Business Law & Compliance
Public and private companies: Know the difference
4 min read
20 September 2018
Make sure you know the difference between a public and a private company. It can mean the difference between abiding and breaking the law
Starting a business is mighty exciting, and whilst we like to encourage entrepreneurial flair, it’s vital that founders approach the running of their business with a cool and collected head.
This starts with the sort of company you want to run – and we don’t mean whether you want a ‘trendy’ website or not. We are talking about whether you should be running a public or a private company.
There could be serious consequences if you choose an option and decide not to run your business in the prescribed manner. To avoid any illegalities, read our speedy, yet comprehensive guide on the differences between public and private companies before making your decision.
What does a private company look like?
Advantages: Privacy and significant control
Negatives: Lack of access to greater forms of capital
If you choose to set up a private company and become a director, you are permitted to own or have control over a majority of the shares.
Unlike their public company cousin, there is no ‘marketplace’ for these shares, meaning they are not available to be bought by members of the public. So a private company is just that, a private concern.
Private companies are not as beholden to regulatory practices as much as public companies are. For example, they do not need to hold annual general meetings (AGMs). All they need to do is produce a signed written resolution, stating that it isn’t necessary to hold the meeting.
What does a public company look like?
Advantages: Greater access to capital
Negatives: Increased scrutiny, lack of privacy – and increased obligation to legislation
Businesses that are experiencing growth may decide to re-register as a public company. This is because it gives them the chance to release their shares to the public, enabling them to access wider forms of capital than if they stayed private.
However, deciding to do this means businesses will face stricter operational rules and increased scrutiny. This means less privacy for you, in terms of how you run your business.
Companies choosing to ‘go public’ will have to obey stricter laws, such as the Companies Act 2006 as well as the Financial Services and Markets Act 2000. Because these are obligations enshrined by law, breaking these will make your business an illegal concern.
Going public also releases your company shares on The London Stock Exchange. There will, inevitably, be additional rules that come with using this platform too. Publically listed companies are also obliged to inform the public about changes that occur within the company – and this can make some business owners nervous.
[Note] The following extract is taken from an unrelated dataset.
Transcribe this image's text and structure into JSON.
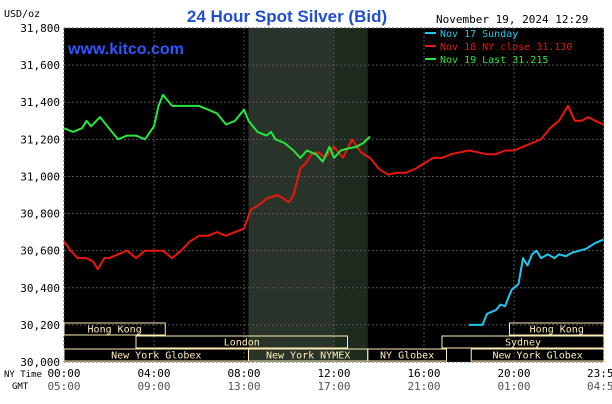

However, the ‘public life’ isn’t for everyone, even massively successful companies, such as Boots, has remained a private company in order to maintain the privacy of its internal functions. They re-registered themselves as a private company following their merger with Alliance Unichem in 2006.
It’s crunch time
Now’s the time to make that all-important decision, whether to go public or private. If you’re a self-confessed control freak, dislike inquiries into your business and the public being allowed to know everything about your business, stick to running a private company. For some directors, privacy is the most important aspect of running a business.
Whilst going public can offer massive wins in terms of public access to shares, which can make your business very wealthy, you are bound by law, to run your business ‘by the book’. Failure to do this will result in legal inquiries, and at it’s worst a criminal conviction. So SME owners, choose wisely.